In 2020 the standard Medicare B monthly premium is $144.00 per person. However, as incomes go higher, individual monthly premiums can go as high as $491.60 each. Added to that are potential “IRMAA” extra payments for Medicare Part D, which is insurance for prescription drugs, whether or not the Medicare enrollee is covered by Part D.
In our experience, most Medicare recipients are unaware of their actual monthly premiums. This is largely due to the practice of Medicare deducting the premium cost from the enrollee’s Social Security benefit check. People not receiving Social Security benefits receive a paper bill from Medicare, and are therefore reminded monthly of their actual costs.
Anyone who is receiving Social Security benefits while enrolled in Medicare should immediately go to their account at socialsecurity.gov (open one, if necessary) and look at the details of their monthly benefits. The Medicare deduction is displayed prominently as a reduction from Social Security gross benefit. If you are paying more than the Standard Premium shown above, you should do a little analysis, as you may be getting overcharged based on your current income.
Evaluating income from prior tax returns produces a time lag from people’s current situations. Americans don’t file tax returns until after the year is over, so Medicare tax information is from a return for 2 years ago. During that time lag, many age 65-ish Americans have had a substantial change in financial circumstances, most experiencing income reductions through retirement.
When a dramatic income reduction is experienced, prior tax returns present a false narrative to the Medicare System. When that situation applies, you are going to be overcharged for monthly Medicare premiums. You can fix this, but the government is not going to help you.
Start with your own Medicare premium. Compare it to the base amount (currently $144.00 per month), and see if you are being charged above the standard rate. If not, you are done and can rest easier. If you are being charged more, you need to see if your income is being accurately portrayed right now, based on your Modified Adjusted Gross Income, or MAGI. Here’s the big question; is that MAGI still current, or have you experienced a sharp drop in income? (The MAGI computation is available on the Medicare.gov website.)

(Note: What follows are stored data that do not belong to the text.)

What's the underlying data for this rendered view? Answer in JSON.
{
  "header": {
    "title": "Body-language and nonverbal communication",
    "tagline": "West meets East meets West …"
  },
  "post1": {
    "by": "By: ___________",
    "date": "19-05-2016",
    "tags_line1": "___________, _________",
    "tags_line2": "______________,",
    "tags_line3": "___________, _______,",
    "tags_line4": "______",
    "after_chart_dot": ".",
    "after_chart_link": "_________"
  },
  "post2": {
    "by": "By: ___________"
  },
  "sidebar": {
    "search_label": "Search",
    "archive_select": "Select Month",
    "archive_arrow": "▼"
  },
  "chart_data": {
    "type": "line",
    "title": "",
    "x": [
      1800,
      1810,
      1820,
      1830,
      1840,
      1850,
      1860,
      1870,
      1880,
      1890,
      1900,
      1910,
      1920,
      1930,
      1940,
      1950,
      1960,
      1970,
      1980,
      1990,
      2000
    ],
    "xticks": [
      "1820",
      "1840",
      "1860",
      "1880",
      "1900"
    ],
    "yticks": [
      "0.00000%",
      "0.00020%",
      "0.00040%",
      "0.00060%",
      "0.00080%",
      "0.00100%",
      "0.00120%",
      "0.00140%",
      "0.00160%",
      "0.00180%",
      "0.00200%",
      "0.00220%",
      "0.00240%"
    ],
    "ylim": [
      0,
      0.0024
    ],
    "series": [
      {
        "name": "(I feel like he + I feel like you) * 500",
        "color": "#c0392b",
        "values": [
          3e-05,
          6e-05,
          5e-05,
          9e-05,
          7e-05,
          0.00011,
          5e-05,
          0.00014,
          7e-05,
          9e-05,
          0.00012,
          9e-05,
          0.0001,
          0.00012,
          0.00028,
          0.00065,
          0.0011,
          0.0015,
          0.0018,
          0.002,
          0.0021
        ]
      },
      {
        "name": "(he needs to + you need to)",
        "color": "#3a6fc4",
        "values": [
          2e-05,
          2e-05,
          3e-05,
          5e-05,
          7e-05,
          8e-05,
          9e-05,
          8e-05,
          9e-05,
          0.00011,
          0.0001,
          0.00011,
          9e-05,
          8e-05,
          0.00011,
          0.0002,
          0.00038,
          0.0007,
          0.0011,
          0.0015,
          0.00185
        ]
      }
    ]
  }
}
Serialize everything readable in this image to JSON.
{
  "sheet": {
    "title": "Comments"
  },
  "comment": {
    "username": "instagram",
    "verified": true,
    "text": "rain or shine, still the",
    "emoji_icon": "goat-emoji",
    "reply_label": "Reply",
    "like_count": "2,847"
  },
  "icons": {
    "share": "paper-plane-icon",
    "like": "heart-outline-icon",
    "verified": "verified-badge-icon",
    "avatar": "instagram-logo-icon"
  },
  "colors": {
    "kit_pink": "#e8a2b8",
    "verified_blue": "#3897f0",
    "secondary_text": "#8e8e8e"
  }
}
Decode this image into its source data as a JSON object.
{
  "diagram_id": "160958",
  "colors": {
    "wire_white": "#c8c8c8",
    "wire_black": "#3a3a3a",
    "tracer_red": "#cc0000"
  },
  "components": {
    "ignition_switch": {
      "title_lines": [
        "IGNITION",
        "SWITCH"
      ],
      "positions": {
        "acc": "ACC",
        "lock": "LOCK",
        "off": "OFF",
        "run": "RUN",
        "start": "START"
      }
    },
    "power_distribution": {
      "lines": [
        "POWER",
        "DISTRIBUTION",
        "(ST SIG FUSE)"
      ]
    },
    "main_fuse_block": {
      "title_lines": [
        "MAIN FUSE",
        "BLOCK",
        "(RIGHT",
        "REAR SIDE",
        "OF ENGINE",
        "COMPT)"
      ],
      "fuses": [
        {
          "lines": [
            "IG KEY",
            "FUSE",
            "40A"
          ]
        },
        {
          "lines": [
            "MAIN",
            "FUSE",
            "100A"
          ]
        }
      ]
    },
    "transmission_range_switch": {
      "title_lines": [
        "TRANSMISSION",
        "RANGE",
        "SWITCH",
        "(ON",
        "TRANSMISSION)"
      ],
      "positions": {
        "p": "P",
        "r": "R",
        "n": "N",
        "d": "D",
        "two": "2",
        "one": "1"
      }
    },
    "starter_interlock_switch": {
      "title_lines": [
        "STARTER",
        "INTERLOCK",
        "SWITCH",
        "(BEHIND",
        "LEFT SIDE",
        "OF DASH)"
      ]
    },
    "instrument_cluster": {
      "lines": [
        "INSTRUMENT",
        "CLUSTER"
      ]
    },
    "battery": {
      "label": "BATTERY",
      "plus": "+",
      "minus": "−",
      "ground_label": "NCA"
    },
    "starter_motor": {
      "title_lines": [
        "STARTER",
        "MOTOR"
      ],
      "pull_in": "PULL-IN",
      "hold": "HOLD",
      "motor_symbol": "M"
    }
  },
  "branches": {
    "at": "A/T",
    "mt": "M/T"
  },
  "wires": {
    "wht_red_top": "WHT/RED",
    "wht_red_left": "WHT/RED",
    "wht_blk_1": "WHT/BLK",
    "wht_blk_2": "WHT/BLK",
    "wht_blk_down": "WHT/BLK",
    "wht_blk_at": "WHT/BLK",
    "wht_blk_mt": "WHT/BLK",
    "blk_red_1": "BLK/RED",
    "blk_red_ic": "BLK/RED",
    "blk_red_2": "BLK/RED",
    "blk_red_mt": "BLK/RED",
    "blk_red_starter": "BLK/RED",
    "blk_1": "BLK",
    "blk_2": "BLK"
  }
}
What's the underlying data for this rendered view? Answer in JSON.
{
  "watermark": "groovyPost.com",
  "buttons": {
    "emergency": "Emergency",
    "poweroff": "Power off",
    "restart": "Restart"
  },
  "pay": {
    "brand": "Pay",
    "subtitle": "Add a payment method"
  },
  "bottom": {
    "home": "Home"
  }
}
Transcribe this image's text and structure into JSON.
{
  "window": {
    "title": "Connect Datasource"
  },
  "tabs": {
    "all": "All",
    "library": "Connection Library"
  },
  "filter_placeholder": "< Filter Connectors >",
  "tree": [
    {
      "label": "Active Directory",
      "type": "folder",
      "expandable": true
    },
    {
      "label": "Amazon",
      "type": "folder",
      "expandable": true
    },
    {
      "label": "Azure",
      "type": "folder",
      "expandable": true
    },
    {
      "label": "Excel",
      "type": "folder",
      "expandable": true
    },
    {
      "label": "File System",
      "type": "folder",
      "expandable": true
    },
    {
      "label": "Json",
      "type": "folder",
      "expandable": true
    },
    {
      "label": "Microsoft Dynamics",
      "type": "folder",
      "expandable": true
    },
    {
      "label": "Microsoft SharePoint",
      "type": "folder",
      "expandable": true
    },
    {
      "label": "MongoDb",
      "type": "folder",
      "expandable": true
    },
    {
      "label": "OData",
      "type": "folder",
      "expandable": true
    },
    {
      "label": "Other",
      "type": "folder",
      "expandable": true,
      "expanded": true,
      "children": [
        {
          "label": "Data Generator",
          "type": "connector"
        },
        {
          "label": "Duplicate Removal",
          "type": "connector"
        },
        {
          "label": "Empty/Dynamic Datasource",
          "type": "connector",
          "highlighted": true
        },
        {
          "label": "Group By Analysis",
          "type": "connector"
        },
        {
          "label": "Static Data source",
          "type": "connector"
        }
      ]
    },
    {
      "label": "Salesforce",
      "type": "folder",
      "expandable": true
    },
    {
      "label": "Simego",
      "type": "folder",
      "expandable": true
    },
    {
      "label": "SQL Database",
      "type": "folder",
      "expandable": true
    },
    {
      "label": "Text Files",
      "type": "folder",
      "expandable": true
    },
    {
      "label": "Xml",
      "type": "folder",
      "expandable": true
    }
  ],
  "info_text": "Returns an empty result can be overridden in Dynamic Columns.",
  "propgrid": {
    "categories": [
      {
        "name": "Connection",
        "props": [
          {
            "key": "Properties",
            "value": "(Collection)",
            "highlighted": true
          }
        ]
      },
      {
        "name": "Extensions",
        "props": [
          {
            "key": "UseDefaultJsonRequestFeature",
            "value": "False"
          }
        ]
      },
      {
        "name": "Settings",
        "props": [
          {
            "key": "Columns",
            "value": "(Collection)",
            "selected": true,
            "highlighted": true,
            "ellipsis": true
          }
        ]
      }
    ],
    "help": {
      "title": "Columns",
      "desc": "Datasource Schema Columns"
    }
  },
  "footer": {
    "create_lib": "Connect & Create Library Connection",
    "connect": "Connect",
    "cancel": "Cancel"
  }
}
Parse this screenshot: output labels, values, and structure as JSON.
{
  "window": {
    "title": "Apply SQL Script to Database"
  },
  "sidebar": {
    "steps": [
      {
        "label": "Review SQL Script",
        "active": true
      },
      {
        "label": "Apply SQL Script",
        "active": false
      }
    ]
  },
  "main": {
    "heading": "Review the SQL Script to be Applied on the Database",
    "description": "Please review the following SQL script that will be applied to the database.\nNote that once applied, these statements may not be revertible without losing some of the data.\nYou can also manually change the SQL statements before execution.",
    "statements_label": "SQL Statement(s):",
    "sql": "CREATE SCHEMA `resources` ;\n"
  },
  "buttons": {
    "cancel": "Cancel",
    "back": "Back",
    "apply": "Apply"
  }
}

Medicare has a procedure for securing a reduction in monthly premiums for people who have experienced what Medicare calls a “life-altering event” since their last tax return filing. Simply search for Form SSA-44 and complete the explanation, which may include marriage/divorce/death of a spouse, loss or reduction of earnings, and others. This form is handled through the Social Security Administration, not Medicare. Include the proper documentation, and Social Security will render an opinion.
When Social Security accepts your claim, they will instruct Social Security to reduce your monthly Medicare withholding going forward, and will refund excess premiums for a period of prior months. Going forward, should your income change again, the process can be repeated for a further reduction.
I’ll repeat the prior warning – you are on your own to go after this cost reduction; the government will not change your premium until the next tax return is filed, by which time you will have paid extra for 12 months.